Well, as the titel says I’m having problems with the ignition on my Massey Ferguson 350 or MF35, I cannot get any spark from the distributor or ignition coil. I have tried to just connect the coil to the battery and open the breakerpoints by hand, still nothing, then I put the spark plug directly to the ignition coil and tried and I still cannot get anything out of the coil! I can hold the wire while turning the engine and not feel a thing!!? The only thing is that the distributor is not original... it’s a bosch aka from some Volvo.


----------



## pogobill (Jan 31, 2012)

Has the tractor ever run with the new distributor? If not, it could be installed 180 degrees out of whack. But if you are not getting anything out of the coil, it could be hooked up wrong or it could be fried.

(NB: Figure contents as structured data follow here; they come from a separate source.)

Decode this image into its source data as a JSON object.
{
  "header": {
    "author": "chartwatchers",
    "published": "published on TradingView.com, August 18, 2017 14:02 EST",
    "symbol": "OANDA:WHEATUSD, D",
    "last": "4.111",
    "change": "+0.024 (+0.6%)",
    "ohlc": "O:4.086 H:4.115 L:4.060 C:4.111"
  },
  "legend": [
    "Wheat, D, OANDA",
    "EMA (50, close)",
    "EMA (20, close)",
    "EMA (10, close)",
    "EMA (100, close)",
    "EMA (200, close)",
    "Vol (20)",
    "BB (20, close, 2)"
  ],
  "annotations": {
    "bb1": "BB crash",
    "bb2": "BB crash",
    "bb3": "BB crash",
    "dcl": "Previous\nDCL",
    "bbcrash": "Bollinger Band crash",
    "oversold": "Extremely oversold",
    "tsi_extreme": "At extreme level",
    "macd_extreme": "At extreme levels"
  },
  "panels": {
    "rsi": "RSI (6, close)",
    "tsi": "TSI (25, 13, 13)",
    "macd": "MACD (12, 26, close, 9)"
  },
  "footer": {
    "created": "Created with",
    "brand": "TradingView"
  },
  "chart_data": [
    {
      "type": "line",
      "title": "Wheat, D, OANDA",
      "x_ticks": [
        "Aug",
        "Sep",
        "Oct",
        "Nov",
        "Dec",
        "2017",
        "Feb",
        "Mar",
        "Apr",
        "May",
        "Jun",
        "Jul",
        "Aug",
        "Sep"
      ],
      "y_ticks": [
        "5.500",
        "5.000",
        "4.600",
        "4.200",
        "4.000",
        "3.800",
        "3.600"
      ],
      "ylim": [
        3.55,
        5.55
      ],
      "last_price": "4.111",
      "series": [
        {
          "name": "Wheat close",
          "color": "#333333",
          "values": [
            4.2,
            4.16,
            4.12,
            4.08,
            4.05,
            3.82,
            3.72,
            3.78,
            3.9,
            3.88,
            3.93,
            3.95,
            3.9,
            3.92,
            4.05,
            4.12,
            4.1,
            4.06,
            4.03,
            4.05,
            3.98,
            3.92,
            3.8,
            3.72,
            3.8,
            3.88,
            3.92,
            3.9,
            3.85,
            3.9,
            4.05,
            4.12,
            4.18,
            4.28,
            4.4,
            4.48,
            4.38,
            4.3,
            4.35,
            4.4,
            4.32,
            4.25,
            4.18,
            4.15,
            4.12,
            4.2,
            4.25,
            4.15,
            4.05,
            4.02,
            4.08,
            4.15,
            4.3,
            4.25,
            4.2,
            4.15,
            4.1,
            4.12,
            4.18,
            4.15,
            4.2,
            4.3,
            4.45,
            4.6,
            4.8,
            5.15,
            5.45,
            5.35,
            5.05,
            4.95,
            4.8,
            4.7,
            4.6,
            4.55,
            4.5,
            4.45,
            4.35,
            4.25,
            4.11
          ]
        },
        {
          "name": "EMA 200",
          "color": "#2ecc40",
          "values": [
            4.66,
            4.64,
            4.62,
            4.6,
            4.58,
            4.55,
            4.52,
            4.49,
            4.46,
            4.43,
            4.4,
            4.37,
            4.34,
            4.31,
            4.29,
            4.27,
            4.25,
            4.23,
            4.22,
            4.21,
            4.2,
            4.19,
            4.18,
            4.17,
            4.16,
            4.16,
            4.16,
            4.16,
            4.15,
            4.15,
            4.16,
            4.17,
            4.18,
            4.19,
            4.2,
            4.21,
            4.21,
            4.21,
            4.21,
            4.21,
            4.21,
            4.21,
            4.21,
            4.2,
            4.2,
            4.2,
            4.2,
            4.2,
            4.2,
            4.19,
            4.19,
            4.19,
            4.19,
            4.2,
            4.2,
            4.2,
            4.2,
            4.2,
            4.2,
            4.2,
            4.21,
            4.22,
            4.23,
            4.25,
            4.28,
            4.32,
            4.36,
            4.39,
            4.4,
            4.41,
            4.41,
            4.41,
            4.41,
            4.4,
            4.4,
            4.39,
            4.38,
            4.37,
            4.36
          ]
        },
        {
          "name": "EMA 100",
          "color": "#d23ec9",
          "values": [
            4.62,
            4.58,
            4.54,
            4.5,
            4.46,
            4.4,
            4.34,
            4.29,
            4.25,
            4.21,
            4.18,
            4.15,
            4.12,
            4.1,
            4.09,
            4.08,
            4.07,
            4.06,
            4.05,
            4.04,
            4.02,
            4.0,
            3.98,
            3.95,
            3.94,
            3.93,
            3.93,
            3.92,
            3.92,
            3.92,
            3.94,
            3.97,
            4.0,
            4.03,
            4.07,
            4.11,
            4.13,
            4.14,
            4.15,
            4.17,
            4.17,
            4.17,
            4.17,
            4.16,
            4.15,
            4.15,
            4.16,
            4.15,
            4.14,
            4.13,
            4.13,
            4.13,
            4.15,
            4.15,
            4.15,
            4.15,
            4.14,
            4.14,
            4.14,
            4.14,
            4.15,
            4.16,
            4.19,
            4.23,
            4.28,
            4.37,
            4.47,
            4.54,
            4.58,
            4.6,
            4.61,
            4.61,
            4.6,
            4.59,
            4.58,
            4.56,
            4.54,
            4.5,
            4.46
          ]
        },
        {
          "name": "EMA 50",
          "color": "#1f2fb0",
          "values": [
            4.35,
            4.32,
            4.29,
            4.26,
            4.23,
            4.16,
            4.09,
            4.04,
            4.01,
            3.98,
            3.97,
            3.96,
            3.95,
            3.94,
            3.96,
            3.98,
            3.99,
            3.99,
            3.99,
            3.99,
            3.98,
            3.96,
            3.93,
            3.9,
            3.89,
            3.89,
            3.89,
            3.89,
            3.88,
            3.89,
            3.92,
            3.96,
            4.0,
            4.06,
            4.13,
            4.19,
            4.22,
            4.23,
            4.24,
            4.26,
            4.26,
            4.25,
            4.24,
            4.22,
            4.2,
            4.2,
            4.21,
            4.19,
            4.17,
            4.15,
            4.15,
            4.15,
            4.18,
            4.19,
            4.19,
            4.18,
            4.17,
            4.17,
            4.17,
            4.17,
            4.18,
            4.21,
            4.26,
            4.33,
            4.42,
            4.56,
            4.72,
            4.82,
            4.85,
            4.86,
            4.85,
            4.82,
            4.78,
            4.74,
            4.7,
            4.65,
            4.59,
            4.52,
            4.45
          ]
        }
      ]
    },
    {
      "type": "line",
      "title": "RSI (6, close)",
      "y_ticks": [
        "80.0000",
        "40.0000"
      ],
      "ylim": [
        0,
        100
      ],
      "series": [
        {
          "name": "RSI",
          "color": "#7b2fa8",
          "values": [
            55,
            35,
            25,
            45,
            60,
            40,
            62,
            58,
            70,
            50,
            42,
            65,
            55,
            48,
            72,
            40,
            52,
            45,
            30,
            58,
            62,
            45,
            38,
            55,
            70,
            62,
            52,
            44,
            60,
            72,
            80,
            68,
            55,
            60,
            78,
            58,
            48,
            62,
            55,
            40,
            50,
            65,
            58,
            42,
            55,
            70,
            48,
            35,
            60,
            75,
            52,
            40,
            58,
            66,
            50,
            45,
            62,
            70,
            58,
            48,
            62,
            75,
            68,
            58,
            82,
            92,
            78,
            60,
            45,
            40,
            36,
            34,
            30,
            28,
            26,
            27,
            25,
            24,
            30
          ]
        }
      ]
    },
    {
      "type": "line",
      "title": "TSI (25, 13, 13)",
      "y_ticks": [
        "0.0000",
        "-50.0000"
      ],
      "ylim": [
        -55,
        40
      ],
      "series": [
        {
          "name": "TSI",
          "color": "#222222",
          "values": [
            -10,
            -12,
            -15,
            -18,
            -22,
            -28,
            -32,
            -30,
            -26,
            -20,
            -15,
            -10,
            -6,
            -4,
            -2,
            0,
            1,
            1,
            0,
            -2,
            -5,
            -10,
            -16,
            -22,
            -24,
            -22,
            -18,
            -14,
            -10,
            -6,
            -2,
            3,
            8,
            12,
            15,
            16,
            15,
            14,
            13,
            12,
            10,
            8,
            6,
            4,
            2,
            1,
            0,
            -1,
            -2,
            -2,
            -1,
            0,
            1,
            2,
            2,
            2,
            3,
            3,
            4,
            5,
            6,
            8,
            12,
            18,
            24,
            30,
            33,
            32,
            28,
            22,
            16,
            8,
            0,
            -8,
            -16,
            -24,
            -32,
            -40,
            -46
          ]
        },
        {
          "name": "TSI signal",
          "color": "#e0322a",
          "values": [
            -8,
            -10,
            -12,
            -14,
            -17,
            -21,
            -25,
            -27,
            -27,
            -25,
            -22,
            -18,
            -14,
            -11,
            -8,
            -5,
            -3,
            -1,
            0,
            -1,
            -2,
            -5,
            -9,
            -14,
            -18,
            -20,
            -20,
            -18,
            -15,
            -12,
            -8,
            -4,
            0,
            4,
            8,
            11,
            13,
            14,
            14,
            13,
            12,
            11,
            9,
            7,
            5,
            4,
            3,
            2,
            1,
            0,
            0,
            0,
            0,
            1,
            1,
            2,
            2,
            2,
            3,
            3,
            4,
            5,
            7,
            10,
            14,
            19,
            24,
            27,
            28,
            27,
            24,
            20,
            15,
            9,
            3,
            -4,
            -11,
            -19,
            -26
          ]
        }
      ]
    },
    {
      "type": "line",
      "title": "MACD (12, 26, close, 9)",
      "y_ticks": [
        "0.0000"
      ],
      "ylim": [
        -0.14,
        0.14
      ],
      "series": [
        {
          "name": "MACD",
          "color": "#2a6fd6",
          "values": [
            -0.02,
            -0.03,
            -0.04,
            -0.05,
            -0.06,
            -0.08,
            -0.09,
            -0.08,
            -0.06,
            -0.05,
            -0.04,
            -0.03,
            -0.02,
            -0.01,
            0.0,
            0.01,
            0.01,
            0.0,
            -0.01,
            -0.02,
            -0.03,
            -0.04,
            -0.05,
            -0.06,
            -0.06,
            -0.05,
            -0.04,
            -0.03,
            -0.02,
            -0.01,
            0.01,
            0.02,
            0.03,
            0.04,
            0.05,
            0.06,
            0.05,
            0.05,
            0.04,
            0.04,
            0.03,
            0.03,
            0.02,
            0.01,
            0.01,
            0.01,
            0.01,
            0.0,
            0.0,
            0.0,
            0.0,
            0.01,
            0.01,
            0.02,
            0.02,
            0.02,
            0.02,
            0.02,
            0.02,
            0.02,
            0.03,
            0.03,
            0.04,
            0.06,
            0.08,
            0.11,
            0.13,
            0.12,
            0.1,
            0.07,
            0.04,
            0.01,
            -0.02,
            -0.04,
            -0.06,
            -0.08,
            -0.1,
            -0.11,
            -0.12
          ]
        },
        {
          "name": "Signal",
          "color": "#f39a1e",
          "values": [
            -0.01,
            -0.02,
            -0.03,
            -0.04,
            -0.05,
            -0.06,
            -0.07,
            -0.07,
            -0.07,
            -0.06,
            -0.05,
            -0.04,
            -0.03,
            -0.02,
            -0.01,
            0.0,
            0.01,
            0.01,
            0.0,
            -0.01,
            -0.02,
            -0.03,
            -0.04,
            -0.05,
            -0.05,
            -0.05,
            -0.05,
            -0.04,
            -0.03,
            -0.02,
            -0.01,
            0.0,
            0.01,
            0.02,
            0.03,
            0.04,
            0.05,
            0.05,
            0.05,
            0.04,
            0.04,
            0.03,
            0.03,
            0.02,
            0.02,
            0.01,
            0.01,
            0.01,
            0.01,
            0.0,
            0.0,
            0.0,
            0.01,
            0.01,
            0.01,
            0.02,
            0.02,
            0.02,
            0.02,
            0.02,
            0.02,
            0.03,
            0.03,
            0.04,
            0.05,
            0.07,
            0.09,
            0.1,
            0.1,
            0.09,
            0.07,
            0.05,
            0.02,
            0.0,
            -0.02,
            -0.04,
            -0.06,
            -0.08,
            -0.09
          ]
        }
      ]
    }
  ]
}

Which brings me back to the question, has it ever run the way it is set up now?


----------



## Mf35fnatic (Jan 30, 2020)

pogobill said:


> Has the tractor ever run with the new distributor? If not, it could be installed 180 degrees out of whack. But if you are not getting anything out of the coil, it could be hooked up wrong or it could be fried. Which brings me back to the question, has it ever run the way it is set up now?
> View attachment 52929


The last owner said it ran with the installed distributor BUT I’ve teared the electrical system apart and completely redone it, and yes I’ve checked that it’s not connected wrong and I changed coil to a brand new one and it worked before I put it on the tractor!


----------



## pogobill (Jan 31, 2012)

What about the ignition switch, it may be bad. Can you use a jumper wire to see if you can get power to the coil?


----------



## Mf35fnatic (Jan 30, 2020)

pogobill said:


> What about the ignition switch, it may be bad. Can you use a jumper wire to see if you can get power to the coil?


Tried that yesterday but can do it again, I’m gonna go work on it now!


----------



## Mf35fnatic (Jan 30, 2020)

Mf35fnatic said:


> Tried that yesterday but can do it again, I’m gonna go work on it now!


And the ignition switch is brand new so it shouldn’t be bad but you never know


----------



## Mf35fnatic (Jan 30, 2020)

I found the problem! The distributor and breaker points were shorted so it was grounded the whole time, the ignition coil works and I’m getting a new distributor!


----------